L'hôpital c'est gratuit... vraiment?

Publié le 21/05/2019 à 14:29

L'hôpital c'est gratuit... vraiment?

Publié le 21/05/2019 à 14:29

Un médecin qui écrit.

(Photo: 123RF)

BLOGUE INVITÉ. Je discutais récemment avec mon père de la différence entre les systèmes de santé des États-Unis et du Canada. Bien que complètement différents l’un de l’autre, on peut facilement dire que ces deux pays font partie de l’élite mondiale en termes de qualité des soins de santé, et ce, même s’ils ont deux approches totalement opposées.

Chez nos voisins du sud, le modèle largement privé est un véritable maelstrom administratif fortement influencé par différents lobbys hyper puissants. Assureurs, compagnies pharmaceutiques, hôpitaux privés, compagnies d’équipements médicaux, tous tirent de larges profits du système existant.

De plus, les gouvernements ont, eux aussi, une implication à différents niveaux. En analysant de plus près la situation, on se demande si c’est le patient ou le profit qui en est la priorité.

Au Canada, la situation est toute autre. C’est dans les années 1960 que nous avons fait le choix d’adopter un système de soin universel couvrant les frais médicaux de tous les citoyens.

Modifié et amélioré au fil des années, ce système public a, certes des avantages, mais éprouve, depuis plusieurs années de graves problèmes de vétusté, de rareté de main-d’œuvre et de sous-financement.

Ce n’est un secret pour personne, avoir une bonne police d’assurance maladie aux États-Unis coûte une petite fortune. Dernièrement, une étude a démontré qu’il en coûte en moyenne 37 000 $ afin d’assurer une famille de quatre, soit 9250 $ par personne.

Au Québec, la croyance pour beaucoup est que notre système de santé est gratuit. L’est-il vraiment ? Savez-vous que le budget annuel du ministère de la Santé et des Services sociaux pour 2019-2020 est d’un peu plus de 45 milliards… sur un budget total d’un peu plus de 115 milliards ? Connaissez-vous le budget du ministère de la Justice (1,24 milliard), celui de l’Économie (2,68 milliards) ou celui du Transport (4,95 milliards) ? 

Plus précisément, les soins de santé nous coûtent collectivement 45 cents pour chaque dollar d’impôt que l’on verse. Sachant que l’on est 8 millions d’habitants au Québec, le calcul est simple à faire. Il en coûte en moyenne 5625 $ par personne, ou 22 550 $ par famille de quatre.
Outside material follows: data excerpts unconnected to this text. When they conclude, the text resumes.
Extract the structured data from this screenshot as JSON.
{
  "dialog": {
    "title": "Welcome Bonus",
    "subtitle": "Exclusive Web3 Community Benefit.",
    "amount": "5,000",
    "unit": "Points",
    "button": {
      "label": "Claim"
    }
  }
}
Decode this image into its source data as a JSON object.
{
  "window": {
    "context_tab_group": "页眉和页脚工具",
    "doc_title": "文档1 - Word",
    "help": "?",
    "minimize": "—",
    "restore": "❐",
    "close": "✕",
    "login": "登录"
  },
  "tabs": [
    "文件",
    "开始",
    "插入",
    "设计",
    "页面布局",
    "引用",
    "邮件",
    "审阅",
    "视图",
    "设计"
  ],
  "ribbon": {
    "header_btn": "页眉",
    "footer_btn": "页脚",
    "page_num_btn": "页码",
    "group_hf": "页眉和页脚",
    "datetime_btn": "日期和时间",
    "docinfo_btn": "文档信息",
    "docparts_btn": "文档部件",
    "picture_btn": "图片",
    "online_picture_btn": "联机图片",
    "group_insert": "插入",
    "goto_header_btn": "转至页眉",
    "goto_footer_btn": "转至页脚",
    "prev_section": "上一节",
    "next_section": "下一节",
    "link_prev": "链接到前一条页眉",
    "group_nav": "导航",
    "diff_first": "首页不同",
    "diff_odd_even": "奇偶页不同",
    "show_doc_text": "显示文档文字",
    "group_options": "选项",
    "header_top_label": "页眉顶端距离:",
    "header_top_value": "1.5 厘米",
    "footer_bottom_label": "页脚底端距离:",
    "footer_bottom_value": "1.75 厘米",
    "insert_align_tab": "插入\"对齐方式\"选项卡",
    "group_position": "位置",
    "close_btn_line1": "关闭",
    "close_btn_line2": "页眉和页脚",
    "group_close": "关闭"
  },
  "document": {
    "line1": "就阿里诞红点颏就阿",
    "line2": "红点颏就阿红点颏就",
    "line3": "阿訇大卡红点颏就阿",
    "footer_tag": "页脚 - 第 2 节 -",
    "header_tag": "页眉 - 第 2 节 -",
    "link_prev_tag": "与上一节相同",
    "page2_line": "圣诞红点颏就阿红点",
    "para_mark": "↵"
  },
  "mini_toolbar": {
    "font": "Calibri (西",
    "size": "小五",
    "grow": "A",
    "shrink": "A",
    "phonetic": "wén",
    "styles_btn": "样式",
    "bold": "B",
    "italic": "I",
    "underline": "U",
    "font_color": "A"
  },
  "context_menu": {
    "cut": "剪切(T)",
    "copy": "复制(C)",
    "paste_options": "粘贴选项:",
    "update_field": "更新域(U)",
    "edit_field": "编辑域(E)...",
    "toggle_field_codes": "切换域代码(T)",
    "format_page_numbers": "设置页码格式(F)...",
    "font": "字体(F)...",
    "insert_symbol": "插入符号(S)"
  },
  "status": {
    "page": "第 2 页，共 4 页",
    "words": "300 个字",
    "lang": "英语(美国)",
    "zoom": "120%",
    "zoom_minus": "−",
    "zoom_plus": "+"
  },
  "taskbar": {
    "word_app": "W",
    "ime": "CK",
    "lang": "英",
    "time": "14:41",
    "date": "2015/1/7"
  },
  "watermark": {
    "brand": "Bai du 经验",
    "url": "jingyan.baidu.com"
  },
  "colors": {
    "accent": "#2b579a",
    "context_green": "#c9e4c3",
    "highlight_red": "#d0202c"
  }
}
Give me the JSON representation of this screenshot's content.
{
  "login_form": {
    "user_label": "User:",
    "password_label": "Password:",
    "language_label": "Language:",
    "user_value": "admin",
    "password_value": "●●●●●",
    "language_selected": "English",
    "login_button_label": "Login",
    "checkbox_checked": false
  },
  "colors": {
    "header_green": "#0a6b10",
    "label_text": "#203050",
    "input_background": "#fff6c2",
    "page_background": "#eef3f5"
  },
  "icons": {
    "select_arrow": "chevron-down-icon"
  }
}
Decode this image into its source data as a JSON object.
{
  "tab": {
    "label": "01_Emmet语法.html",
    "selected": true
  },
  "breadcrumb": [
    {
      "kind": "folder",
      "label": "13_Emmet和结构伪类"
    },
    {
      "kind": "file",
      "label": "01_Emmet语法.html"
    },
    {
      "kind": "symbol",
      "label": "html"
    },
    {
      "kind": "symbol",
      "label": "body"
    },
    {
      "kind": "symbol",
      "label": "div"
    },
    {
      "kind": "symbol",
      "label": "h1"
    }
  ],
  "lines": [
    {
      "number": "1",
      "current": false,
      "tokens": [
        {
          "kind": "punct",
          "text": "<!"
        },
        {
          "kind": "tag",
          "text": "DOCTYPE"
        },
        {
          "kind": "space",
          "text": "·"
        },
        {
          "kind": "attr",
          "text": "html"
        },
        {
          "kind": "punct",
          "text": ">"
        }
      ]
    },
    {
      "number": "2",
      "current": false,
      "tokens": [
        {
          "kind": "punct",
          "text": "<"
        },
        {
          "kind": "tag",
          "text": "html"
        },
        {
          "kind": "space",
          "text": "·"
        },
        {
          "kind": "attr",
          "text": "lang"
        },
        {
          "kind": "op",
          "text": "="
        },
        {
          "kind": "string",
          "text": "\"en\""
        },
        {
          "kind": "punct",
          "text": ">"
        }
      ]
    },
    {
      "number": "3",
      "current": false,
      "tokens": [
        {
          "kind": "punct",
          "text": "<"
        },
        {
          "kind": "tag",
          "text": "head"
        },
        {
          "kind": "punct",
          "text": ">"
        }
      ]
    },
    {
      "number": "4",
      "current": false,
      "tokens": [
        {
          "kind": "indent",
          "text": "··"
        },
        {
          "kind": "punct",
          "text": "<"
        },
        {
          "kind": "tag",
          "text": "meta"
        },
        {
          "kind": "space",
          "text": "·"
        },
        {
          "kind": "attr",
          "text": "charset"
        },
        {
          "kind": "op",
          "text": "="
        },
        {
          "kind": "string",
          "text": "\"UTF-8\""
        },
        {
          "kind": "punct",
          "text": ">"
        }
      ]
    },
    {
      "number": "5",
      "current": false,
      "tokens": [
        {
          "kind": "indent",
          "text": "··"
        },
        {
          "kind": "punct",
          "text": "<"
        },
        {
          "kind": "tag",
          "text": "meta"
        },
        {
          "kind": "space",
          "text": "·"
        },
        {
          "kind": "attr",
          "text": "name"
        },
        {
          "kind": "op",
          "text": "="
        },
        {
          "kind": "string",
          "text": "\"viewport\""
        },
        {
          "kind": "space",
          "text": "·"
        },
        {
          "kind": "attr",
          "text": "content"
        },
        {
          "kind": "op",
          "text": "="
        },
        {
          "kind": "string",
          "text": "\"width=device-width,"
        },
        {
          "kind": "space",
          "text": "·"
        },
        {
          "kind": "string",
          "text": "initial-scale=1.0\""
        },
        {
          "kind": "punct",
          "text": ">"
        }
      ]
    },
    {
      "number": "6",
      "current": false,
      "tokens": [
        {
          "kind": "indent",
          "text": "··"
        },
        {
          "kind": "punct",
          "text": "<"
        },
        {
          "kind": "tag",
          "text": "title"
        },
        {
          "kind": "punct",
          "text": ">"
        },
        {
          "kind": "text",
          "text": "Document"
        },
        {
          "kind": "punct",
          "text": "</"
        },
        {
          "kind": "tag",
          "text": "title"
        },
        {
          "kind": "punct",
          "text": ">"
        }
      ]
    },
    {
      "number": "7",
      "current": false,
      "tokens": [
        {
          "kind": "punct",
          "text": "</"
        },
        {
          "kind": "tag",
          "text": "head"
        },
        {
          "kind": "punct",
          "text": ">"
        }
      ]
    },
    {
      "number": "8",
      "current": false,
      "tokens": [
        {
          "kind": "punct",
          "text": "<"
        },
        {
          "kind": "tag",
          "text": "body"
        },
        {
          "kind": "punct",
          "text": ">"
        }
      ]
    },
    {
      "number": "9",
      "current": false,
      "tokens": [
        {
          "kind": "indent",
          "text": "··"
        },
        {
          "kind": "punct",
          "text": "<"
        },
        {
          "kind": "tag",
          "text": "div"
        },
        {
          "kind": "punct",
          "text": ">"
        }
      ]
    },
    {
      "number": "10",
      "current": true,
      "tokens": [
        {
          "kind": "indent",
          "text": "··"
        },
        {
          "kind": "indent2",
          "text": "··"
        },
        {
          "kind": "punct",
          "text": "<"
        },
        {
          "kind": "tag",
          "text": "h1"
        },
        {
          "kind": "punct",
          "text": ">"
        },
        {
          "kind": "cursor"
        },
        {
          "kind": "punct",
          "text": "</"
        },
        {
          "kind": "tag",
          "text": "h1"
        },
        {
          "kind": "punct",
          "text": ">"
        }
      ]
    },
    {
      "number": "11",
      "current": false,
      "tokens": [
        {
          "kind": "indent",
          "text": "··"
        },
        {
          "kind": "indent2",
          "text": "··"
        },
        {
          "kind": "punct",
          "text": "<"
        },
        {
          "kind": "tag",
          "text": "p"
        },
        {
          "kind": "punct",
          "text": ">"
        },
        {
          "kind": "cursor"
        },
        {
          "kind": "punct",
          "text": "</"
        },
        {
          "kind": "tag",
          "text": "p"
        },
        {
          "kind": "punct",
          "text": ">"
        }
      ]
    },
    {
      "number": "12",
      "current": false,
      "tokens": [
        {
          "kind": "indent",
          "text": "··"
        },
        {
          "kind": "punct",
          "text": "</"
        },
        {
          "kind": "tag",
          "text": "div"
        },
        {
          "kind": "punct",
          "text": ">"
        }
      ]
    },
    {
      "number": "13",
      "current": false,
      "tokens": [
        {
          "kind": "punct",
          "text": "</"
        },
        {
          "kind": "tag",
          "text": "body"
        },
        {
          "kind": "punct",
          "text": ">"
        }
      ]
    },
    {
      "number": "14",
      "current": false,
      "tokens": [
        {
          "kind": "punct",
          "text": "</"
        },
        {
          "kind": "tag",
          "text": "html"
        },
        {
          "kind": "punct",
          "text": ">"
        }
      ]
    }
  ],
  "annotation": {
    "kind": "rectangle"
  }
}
Certes, ce coût est moindre que celui des Américains, mais en comparant différents facteurs tels le temps d’attente aux urgences, le délai avant d’avoir un rendez-vous avec un médecin spécialiste, l’état général des « infrastructures médicales », nous nous rendons rapidement compte que bien que nous ayons deux approches différentes, les coûts s’y associant sont assez similaires.

Qui dit coûts similaires ne dit pas expérience similaire. Cette hypothétique famille de quatre, selon moi, ne donne pas un portrait complet de la situation. Connaissant très bien le modèle américain, je n’échangerais pour rien au monde le nôtre. Bien qu’imparfait, je crois que la santé est, avant tout, un droit humain.

Cependant, je crois tout de même important de rester vigilant et de s’inspirer des meilleures pratiques afin d’améliorer au quotidien notre réseau de la santé.

Je partagerai dans une prochaine chronique mes idées concernant celui-ci, cependant, aujourd’hui, j’aimerais simplement que l’on réalise que ce fameux système n’est pas gratuit, loin de là.

On tend à dévaloriser ce qui est gratuit et je sens que nous dévalorisons l’immense travail des milliers de travailleurs du réseau en mettant toujours de l’avant ce qui ne fonctionne pas.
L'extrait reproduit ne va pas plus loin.